絆が……さっきまで当たり前のように、一番強く感じていた絆が、まるで感じられない。躍動する体と正反対に、心にぽっかりと空いた大きな穴。息ができなくなるほどに、心が締め付けられた。
「ビギイイイィ!」
闇龍が怒りの咆哮と共に闇のブレスを放射する。それに合わせる様に、アヤカのシューティング・スターが着弾した。
圧倒的な火力で闇龍を貫くが、火山の力ですぐに再生していく。
そして隕石群の落下が収まったころ、闇龍がかまくびをあげると、再生が間に合わず、ズタボロに穴を開けた体から火を漏らして、闇のブレスを放射した。
俺は頑健(波)を放ち、闇のブレスと拮抗させる。その時、ティルンの消えた場所から、真っ赤なオーラが現れた。
その瞬間、俺は歓喜に包まれた。ステータスの中の頑健(絆)が光り輝いている。そしてティルンの存在が、むせかえるような生命力の波動となって俺を貫き、真っ赤なオーラの中心に集束していったから。
〝ティルンが生きてる!〟
喜びに頑健(波)の出力が上がり、闇のブレスを押し返していく。
その時、真っ赤なオーラの中心から、赤黒い魔方陣が現れると、どす黒い炎がラセン状に伸びた。
〝暗状紅炎〟
これは……ティルンの念話だ!
どす黒い炎が闇のブレスを巻き込むと、魔方陣へと引き込んでいく。
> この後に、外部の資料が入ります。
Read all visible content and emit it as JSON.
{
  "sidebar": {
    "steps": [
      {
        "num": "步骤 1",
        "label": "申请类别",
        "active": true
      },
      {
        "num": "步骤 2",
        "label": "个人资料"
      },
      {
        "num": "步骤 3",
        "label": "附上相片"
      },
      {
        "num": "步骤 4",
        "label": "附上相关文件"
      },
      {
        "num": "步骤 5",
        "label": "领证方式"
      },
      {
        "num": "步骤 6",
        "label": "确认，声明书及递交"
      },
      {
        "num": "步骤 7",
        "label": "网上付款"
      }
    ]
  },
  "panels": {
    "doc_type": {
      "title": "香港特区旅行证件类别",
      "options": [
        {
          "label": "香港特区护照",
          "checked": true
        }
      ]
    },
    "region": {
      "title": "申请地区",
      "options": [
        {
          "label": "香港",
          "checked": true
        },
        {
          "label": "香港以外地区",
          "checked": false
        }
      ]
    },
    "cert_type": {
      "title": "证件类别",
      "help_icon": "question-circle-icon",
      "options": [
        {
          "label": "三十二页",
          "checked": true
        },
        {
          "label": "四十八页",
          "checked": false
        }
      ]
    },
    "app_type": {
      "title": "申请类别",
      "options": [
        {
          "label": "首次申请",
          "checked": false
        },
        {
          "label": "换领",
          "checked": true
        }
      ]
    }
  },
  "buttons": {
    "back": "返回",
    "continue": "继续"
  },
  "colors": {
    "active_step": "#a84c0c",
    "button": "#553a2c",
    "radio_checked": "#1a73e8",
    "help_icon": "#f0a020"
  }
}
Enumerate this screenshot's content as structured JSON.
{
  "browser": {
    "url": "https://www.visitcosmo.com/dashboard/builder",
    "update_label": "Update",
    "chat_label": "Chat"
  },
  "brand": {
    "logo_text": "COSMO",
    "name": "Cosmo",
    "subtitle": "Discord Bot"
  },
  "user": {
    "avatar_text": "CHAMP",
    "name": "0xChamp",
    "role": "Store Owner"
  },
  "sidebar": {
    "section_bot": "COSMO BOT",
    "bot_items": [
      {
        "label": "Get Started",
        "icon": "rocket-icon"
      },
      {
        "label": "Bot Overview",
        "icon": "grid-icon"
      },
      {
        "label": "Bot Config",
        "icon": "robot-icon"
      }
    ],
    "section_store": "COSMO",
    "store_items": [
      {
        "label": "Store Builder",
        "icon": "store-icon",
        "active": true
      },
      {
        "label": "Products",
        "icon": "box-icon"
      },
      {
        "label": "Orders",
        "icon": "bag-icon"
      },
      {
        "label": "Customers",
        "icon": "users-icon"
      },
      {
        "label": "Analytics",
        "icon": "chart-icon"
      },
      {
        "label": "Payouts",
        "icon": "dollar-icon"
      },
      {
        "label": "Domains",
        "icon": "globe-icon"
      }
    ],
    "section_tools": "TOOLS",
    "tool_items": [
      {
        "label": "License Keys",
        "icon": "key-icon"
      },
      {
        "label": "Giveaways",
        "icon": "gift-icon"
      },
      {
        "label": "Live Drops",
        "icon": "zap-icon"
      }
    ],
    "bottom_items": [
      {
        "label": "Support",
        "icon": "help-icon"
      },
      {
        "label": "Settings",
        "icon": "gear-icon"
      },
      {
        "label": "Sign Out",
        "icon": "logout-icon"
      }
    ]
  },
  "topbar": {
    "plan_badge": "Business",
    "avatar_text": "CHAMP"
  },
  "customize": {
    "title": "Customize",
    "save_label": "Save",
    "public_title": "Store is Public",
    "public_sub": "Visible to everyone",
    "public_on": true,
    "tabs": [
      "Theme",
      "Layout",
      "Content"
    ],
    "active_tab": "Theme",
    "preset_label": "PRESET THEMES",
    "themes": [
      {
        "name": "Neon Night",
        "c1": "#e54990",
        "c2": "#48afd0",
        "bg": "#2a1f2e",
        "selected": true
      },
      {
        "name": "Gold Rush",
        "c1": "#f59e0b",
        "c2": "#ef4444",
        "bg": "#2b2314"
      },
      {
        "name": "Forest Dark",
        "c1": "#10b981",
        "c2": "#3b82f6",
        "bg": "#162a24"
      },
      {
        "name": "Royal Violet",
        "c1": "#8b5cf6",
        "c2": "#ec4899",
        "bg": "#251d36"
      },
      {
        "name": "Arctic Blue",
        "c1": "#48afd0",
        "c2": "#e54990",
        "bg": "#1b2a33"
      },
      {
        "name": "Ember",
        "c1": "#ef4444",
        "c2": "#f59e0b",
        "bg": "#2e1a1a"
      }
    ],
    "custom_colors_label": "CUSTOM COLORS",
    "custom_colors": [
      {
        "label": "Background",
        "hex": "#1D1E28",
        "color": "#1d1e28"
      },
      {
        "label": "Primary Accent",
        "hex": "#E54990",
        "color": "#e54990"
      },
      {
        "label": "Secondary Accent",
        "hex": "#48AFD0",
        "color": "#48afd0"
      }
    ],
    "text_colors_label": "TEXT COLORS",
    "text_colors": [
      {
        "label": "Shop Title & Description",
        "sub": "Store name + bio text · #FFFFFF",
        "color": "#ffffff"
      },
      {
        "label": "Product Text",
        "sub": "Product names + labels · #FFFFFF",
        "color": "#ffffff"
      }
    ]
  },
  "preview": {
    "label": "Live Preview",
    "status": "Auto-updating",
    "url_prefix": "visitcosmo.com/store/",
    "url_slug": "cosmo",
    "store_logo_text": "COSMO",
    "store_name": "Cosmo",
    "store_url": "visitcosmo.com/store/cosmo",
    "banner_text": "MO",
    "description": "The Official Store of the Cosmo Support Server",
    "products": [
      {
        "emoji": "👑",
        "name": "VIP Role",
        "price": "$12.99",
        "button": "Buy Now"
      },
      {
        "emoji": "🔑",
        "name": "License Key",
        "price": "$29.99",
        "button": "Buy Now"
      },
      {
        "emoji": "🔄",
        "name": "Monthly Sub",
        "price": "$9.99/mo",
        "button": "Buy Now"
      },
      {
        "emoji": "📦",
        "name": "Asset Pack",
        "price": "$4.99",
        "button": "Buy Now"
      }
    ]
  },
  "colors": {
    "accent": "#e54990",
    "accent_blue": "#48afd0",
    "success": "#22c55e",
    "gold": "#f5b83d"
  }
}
吸収された闇のブレスは、闇龍の口から黒煙が上がり始めた時、とうとつに途切れた。
赤黒い魔方陣が役目を終えてかき消えると、その中心からティルンが姿を現す。
その手には、一冊の分厚い本が抱えられていた。
「ティルン! どうして? 大丈夫か?」
側にいって抱きしめる、ふんわりと彼女の香りがして、胸がつまった。
「魔導書に引き込まれて助かったわ、お父さんがくれたから」
と言って、一冊の本を見せる。それは分厚い革張りに、火の紋様が浮き出た、立派なつくりの物だった。
「ひろったお父様の指輪とお母様の指輪を合わせたら、メッセージと共に、この〝獄火の魔導書〟が現れたの」
と言う。何より無事で良かった。俺が抱きしめ続けると、
「痛いっ! ちょっと手加減しなさいよねっ。まだ闇龍も倒してないんだから、チャッチャとどいて!」
と怒られた。こんな時にもこれかよ、という思いと、あゝこれこそがティルンだなぁ、という安堵感に涙が出る……という感傷にひたる間もなく、闇龍に対峙する仲間たちの元に急いだ。
見るとウールル、ウールナ姉妹の合体魔法矢と、ディアの咆哮、それに接近戦組の一撃離脱の攻撃で気を引きつつ、アヤカの魔法を何発か当てているが、闇龍は無限のごとく汲みあげる魔力で、ダメージを受けた先から回復していく。
それに比べて、疲弊していく俺たち。俺にしても、残りのMPは1000を切った。このままのペースで頑健(包)を維持していくと、後数分ももたないだろう。
ジリ貧の俺たちに、
〝この本の魔法で奴の尻尾を焼き切るから、少しの時間集中させて〟
ティルンの念話が届くと、魔導書から空中に魔方陣が投影されて、赤い光を浮かべる。
その中心から、今まで見たことが無いほど力強い、陽の気を含んだオーラが立ち昇り始めた。
それを見た俺たち前衛組が、闇龍に突撃をしかけると、後衛組は魔法の準備にとりかかった。
俺のMPも残り少ない、とても気闘砲や頑健(波)を放出する余裕もなく、(包)を高レベルに安定させると、力の杖を握り込んで闇龍に殴りかかった。